In a nutshell, Muslims integrate less and considerably more slowly than non-Muslims and a Muslim born in the UK and having spent more than 50 years there is likely to have a much stronger, separate identity than another non-Muslim immigrant who has just arrived. This includes Chinese, Caribbeans and non-Muslim Indians.
The first finding of the report, which is based on comprehensive survey data and interviews carried out across the water, found that “Muslims do not seem to assimilate with the time spent in the UK, or at least they seem to do so at a much slower rate than non-Muslims”. For example, 79pc of Muslims stated that religious identity was very important to them as opposed to 42pc of non-Muslims.
Seventy per cent of Muslims said that they “would mind very much” if one of the family married a white person as opposed to 37pc of non-Muslims.

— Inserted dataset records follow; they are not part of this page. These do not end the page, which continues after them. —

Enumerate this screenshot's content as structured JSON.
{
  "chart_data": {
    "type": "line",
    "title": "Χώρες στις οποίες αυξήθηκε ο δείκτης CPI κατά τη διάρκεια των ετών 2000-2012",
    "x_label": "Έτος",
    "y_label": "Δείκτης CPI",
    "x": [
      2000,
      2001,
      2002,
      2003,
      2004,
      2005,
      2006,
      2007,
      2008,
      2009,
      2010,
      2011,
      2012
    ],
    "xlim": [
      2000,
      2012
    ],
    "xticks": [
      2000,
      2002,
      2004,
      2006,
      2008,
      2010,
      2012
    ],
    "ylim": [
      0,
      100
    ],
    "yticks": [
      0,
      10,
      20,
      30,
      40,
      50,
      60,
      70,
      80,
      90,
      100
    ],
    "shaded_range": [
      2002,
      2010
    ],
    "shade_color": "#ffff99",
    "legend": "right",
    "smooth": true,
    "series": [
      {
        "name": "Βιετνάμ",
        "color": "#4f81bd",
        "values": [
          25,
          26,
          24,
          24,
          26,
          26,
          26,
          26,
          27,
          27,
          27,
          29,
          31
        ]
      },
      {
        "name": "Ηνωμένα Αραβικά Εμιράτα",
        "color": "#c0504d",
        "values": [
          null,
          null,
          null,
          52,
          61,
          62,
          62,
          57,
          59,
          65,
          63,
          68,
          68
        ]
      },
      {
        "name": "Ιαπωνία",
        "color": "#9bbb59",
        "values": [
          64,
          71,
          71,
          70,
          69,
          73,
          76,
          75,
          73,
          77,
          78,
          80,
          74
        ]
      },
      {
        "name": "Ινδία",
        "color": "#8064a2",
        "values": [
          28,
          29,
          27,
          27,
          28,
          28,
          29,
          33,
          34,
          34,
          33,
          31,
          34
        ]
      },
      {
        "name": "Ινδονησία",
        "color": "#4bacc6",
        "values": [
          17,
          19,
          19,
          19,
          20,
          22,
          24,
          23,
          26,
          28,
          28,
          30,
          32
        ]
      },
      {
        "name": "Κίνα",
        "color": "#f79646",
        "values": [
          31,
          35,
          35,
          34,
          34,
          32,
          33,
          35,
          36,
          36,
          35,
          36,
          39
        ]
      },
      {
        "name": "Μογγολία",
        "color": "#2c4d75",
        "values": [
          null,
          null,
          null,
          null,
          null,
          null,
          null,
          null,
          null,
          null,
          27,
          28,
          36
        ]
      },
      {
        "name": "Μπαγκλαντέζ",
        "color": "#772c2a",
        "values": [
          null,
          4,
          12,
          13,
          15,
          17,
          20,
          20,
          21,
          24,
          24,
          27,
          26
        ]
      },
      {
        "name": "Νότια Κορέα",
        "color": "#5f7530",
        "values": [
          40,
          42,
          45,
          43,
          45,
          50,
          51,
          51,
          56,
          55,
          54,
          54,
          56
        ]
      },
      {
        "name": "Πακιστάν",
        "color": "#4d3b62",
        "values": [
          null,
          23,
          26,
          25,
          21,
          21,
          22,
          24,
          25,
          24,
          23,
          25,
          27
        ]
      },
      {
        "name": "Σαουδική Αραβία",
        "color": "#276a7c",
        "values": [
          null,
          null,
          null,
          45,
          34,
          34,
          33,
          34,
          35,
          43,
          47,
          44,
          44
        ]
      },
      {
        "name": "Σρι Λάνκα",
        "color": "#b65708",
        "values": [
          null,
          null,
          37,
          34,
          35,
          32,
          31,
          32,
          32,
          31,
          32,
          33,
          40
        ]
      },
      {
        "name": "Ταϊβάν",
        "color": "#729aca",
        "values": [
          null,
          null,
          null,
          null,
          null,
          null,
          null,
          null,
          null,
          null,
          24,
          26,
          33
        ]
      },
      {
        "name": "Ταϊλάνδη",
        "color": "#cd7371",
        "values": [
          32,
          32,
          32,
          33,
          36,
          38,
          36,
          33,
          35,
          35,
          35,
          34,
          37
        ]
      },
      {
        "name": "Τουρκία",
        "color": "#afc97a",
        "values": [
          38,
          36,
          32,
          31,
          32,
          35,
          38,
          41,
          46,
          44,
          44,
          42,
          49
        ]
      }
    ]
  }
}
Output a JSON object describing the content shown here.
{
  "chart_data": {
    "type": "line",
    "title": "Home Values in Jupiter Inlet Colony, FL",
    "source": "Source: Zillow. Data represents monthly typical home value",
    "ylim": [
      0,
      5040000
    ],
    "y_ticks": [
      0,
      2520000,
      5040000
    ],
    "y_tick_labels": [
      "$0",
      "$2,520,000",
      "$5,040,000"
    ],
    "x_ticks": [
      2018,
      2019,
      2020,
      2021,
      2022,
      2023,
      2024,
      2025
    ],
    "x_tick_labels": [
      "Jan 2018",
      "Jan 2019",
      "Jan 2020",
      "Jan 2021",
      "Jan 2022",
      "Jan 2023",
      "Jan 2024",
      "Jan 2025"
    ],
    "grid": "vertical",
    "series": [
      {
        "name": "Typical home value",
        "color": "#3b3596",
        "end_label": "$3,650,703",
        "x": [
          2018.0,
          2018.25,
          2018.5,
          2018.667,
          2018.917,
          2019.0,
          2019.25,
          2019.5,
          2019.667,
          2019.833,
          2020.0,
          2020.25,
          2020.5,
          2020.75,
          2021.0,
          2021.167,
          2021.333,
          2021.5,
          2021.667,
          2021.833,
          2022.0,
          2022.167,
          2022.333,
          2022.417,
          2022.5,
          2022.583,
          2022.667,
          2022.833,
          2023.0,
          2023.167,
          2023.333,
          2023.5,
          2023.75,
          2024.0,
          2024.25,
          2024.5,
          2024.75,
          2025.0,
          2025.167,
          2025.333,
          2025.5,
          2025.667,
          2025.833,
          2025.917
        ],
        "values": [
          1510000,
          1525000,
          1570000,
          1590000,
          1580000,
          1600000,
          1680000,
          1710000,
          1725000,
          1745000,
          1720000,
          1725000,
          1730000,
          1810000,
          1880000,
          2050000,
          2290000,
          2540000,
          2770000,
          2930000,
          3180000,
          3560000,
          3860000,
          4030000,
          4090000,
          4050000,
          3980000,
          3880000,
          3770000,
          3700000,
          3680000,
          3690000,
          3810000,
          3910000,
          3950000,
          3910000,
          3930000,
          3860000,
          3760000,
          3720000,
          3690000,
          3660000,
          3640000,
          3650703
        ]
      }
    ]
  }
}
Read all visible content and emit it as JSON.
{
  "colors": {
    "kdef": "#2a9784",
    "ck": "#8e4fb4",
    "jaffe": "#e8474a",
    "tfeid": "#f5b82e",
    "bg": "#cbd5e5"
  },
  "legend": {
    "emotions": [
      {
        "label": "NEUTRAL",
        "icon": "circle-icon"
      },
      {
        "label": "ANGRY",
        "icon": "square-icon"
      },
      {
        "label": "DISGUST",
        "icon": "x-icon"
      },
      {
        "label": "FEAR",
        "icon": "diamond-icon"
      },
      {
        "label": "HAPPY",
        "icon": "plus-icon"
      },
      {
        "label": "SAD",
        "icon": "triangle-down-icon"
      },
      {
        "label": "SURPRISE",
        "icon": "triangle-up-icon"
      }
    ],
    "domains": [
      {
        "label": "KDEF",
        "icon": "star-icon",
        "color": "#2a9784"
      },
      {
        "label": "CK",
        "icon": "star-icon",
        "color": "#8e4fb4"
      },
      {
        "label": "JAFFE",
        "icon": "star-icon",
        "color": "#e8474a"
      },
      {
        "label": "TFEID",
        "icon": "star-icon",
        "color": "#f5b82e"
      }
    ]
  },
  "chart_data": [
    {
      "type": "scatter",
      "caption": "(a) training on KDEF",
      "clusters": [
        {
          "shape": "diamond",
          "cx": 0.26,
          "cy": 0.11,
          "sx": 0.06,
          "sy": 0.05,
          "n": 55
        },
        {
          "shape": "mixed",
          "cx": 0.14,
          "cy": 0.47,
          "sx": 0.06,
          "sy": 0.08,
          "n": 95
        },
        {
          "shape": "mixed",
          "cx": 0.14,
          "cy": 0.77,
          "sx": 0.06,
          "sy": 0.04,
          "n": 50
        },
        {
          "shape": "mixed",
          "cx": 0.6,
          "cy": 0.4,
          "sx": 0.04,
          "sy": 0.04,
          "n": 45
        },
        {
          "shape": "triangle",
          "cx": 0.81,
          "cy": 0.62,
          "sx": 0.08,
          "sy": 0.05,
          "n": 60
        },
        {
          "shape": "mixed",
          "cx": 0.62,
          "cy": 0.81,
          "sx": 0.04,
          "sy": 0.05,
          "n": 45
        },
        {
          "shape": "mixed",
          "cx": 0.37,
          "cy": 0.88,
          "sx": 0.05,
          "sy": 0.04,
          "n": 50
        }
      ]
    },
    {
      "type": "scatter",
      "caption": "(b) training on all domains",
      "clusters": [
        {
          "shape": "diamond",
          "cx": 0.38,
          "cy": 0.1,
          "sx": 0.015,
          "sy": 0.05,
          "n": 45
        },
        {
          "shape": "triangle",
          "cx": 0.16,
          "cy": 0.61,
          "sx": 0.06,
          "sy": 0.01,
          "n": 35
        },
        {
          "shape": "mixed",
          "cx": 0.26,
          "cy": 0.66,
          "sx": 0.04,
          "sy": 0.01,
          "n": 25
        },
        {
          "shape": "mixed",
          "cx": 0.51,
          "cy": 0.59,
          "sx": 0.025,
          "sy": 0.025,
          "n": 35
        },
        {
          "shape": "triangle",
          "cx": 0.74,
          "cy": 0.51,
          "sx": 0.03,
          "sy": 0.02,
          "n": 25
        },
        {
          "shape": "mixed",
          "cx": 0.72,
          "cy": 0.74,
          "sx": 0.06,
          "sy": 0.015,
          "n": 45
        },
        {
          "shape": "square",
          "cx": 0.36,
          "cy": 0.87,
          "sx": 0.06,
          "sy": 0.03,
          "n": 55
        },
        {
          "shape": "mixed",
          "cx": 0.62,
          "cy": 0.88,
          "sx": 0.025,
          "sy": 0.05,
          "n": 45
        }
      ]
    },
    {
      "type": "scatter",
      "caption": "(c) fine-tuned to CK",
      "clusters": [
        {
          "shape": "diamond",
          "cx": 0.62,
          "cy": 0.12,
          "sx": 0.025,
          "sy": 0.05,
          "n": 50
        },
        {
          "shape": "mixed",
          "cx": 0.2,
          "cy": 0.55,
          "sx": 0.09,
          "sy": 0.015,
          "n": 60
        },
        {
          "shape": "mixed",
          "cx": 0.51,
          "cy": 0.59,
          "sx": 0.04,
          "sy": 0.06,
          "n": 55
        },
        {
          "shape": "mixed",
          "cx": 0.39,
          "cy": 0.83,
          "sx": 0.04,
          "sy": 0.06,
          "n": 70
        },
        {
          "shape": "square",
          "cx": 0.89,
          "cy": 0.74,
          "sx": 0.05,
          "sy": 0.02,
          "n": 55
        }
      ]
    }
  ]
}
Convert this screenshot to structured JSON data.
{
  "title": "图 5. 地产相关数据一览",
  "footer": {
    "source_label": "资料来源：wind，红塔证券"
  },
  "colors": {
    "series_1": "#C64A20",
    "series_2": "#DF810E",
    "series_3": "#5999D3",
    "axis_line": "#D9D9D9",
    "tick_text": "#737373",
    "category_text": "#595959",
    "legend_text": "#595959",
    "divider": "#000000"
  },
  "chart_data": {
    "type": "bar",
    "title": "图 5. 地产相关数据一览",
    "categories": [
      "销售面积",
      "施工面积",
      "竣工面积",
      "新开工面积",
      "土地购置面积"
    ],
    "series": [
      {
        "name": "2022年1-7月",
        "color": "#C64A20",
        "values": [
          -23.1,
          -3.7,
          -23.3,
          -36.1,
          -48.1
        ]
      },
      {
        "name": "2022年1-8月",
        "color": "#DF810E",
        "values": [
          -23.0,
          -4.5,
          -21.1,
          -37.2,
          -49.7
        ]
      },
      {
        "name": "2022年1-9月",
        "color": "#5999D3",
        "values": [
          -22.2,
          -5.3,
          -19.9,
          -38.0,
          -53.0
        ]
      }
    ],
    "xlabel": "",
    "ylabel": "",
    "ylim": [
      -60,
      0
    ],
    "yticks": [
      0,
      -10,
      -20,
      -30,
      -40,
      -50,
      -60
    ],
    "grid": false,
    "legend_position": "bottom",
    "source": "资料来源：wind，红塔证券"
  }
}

The second finding blows a hole in one of the central economics arguments about financial progress and fitting in.
Most economists, social scientists and political commentators say that integration is a matter of opportunity.
But this finding reveals that for British Muslims, “education does not seem to have any effect on the attenuation of their identity; and job qualification as well as living in neighbourhoods with low unemployment rate, seem to accentuate rather than moderate the identity formation of Muslims”.
Bizarrely, therefore, the richer the area, the more “Muslim” the Muslim resident becomes.
The third observation, which is particularly interesting as it goes against the presumed wisdom, is that “for Muslims more than for non-Muslims, there is no evidence that segregated neighbourhoods breed intense religious and cultural identities”. This is relevant because it is normal to hear politicians warn (whether they mean this or not) against “creating ghettos”. This report suggests that ghettos don’t matter in terms of the dilution or concentration Muslim integration.
Finally, and not surprisingly, “discrimination, which turns out to be more frequent in less segregated neighbourhoods, generates intense identity in all immigrants but this feeling is more acute for Muslims”.
This casts further doubts on the “no ghettos” idea as it suggests that mixed estates heighten discrimination.
The evidence from the UK is pretty definitive. We have no such data on Irish Muslims and maybe they have different attitudes.
However, as the debate on immigration and Europe warms up, this type of economic research, no matter how unpalatable to some, can only be helpful. The more information we have, the less likely we are to mess up.